A recent email from Jeff Hickman – General Manager of Cal Lab Co., Inc. – read: “Attached is just one more reason why we’re looking at moving to Indiana. I took these photos on my way in to work this morning.”

Titled “Illinoid,” the pictures showed a whopping $0.37 difference between a gallon of gas near Cal Lab ($3.67) compared to a few miles across state lines in neighboring Indiana ($3.30). This 11 percent increase drives up the cost of doing business in Illinois and takes money out of the pockets of Illinoisans.

Cal Lab would know something about this. As a unique, highly technical company, they specialize in calibration of test equipment and precision instruments. The company has grown and invested in the South Holland community for the past 28 years. Unfortunately, all this may change.

The high cost of gas isn’t the main reason Cal Lab have been actively seeking real estate in Indiana. Instead, Illinois’s overall tax burden has this small business fleeing for the border. Tax relief is their rallying cry.

“They keep raising taxes,” said Hickman. “What incentive is left to do businesses here?”

Before deciding to relocate, Cal Lab has been doing their homework. As a small company – employing 20 employees – Cal Lab doesn’t have the leverage of big business to weigh on Gov. Quinn for special tax breaks and incentives. Nor do they want them. This local business simply wants a fair environment where they can compete.

But Gov. Quinn’s 2011 tax hike has hamstrung the company. This year, they were deciding between hiring an additional full-time employee or purchasing more large-scale capital equipment. Both were in an effort to expand the enterprise. Instead of paying for additional employees or equipment, Cal Lab now has to set money aside to pay for additional taxes. This year alone, Cal Lab is projected to lose $33,401.63 to the corporate tax increase.

What’s more, property taxes have been eating a sizable chunk of the company’s revenues. In South Holland, Cal Lab is paying approximately $74,000 annually for its building. The draw of Indiana is profound. Hickman says, “We could purchase a much larger building in Indiana and pay significantly lower property taxes. With that scenario, I would anticipate paying $20,000 in corporate property taxes.”

Illinois’s high tax rates make the state downright uncompetitive. Annual wages and income for Cal Lab totals approximately $850,000. That’s good jobs for great people. A state that’s already badly in debt cannot afford to lose any more business. Unfortunately, Cal Lab is only one of numerous Illinois businesses that are in the midst of a possible out-of-state move. Illinois’s uncompetitive tax environment drove them to this breaking point.
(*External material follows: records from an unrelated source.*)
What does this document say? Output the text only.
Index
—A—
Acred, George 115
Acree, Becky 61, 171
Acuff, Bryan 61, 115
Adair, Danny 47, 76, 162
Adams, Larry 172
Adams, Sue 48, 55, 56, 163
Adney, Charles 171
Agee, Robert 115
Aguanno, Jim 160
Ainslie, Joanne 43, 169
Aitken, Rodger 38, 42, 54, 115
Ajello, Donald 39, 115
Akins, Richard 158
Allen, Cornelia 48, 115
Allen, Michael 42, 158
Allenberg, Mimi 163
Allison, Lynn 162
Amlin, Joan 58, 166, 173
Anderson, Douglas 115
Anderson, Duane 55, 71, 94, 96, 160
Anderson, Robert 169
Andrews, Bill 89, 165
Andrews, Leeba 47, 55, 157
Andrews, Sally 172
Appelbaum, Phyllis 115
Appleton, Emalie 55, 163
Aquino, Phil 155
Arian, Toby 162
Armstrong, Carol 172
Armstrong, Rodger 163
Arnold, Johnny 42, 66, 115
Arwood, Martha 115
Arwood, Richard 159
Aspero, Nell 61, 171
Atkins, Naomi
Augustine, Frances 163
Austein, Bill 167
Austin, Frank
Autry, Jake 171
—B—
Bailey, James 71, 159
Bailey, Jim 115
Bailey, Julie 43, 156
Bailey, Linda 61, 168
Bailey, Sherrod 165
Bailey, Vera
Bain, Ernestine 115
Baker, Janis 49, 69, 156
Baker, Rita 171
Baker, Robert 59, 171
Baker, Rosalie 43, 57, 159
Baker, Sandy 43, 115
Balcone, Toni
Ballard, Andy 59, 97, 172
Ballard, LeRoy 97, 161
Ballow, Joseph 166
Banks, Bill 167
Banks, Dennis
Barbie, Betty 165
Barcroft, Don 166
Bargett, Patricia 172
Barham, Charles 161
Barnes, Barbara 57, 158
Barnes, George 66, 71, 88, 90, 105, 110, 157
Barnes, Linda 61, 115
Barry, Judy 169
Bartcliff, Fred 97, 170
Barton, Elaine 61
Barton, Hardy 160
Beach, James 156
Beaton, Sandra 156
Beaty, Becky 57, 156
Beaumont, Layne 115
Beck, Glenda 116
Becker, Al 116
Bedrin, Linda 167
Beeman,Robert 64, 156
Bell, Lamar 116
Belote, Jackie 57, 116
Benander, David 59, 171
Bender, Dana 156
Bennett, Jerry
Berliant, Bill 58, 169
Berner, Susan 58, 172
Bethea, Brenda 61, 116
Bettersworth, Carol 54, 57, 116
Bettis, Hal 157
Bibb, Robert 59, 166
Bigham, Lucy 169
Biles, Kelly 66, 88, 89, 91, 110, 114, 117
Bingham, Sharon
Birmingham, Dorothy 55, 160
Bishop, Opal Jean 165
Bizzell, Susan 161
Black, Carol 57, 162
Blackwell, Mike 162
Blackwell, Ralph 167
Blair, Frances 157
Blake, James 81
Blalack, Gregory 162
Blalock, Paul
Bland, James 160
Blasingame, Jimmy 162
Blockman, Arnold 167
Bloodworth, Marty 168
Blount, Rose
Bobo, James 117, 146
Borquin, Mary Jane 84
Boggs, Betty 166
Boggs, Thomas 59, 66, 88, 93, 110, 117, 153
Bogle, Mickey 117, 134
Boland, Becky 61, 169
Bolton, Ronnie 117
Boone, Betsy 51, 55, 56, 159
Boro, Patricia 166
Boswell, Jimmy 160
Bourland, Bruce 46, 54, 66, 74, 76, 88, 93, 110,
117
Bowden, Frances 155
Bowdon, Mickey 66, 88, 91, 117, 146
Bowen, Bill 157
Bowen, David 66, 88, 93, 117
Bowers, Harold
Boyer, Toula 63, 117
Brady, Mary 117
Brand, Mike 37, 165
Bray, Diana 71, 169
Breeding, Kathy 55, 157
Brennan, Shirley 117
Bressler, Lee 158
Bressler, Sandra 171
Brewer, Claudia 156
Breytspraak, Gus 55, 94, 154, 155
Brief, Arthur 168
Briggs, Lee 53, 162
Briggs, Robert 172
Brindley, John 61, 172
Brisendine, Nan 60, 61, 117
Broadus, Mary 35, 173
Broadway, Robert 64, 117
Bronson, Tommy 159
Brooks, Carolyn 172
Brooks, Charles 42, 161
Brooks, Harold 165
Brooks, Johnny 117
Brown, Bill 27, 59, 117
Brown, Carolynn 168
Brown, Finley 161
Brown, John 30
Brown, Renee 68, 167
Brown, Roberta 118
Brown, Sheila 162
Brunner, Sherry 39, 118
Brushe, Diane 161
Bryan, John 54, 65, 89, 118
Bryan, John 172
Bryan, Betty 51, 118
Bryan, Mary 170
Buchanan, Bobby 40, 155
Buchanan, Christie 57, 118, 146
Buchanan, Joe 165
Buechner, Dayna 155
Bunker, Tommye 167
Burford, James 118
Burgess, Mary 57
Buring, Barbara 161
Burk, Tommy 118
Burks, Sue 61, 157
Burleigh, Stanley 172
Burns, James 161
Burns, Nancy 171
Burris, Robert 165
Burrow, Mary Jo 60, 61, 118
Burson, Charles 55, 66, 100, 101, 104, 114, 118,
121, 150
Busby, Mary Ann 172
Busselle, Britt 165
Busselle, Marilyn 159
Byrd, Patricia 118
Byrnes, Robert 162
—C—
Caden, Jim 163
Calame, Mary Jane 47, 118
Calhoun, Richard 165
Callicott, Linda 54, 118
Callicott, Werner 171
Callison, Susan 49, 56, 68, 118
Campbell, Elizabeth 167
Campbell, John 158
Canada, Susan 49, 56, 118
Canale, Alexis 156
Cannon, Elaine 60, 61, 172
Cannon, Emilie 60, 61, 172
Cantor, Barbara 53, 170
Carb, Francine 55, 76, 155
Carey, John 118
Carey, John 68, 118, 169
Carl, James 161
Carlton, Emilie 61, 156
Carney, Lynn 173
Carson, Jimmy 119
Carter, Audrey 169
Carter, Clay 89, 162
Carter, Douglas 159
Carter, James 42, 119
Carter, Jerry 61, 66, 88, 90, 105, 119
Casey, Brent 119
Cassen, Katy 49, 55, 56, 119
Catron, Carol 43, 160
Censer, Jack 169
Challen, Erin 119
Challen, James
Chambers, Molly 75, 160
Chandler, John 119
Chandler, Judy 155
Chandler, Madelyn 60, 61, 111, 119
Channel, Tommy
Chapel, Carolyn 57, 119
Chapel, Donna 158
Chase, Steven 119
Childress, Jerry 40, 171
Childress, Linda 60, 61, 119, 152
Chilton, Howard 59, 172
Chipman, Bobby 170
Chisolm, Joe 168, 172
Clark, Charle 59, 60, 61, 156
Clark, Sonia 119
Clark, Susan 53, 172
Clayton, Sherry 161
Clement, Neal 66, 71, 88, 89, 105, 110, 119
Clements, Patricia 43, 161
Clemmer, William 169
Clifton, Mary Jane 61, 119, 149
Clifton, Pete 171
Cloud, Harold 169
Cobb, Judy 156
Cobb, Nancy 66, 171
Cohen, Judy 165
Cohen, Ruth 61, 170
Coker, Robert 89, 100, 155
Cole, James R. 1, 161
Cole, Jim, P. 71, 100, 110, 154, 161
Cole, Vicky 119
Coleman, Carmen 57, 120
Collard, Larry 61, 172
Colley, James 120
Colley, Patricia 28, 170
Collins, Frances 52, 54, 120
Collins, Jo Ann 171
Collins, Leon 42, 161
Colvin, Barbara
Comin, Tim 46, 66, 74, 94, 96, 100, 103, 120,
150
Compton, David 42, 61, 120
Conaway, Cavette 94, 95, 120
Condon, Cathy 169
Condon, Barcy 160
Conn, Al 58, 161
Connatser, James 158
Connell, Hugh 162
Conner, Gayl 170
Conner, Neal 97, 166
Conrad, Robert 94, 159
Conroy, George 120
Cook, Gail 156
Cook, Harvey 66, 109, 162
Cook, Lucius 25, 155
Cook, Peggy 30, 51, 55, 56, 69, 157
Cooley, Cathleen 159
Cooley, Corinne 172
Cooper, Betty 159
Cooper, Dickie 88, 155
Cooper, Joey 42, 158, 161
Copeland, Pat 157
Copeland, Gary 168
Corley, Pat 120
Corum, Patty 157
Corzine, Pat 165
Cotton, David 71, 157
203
Chasing away jobs, people, and income is not a winning strategy. Lawmakers must be bold. They can no longer enact failed public policies that leave quality jobs and quality people fleeing the state. Instead, they must repeal the tax hike to make Illinois competitive.

Repealing the tax hike also sends a clear message that Illinois wants its businesses and citizens to stay. Letting them keep more of their hard earned money incentivizes job creation and productivity so Cal Lab and other Illinois businesses will innovate, grow, and hire more people.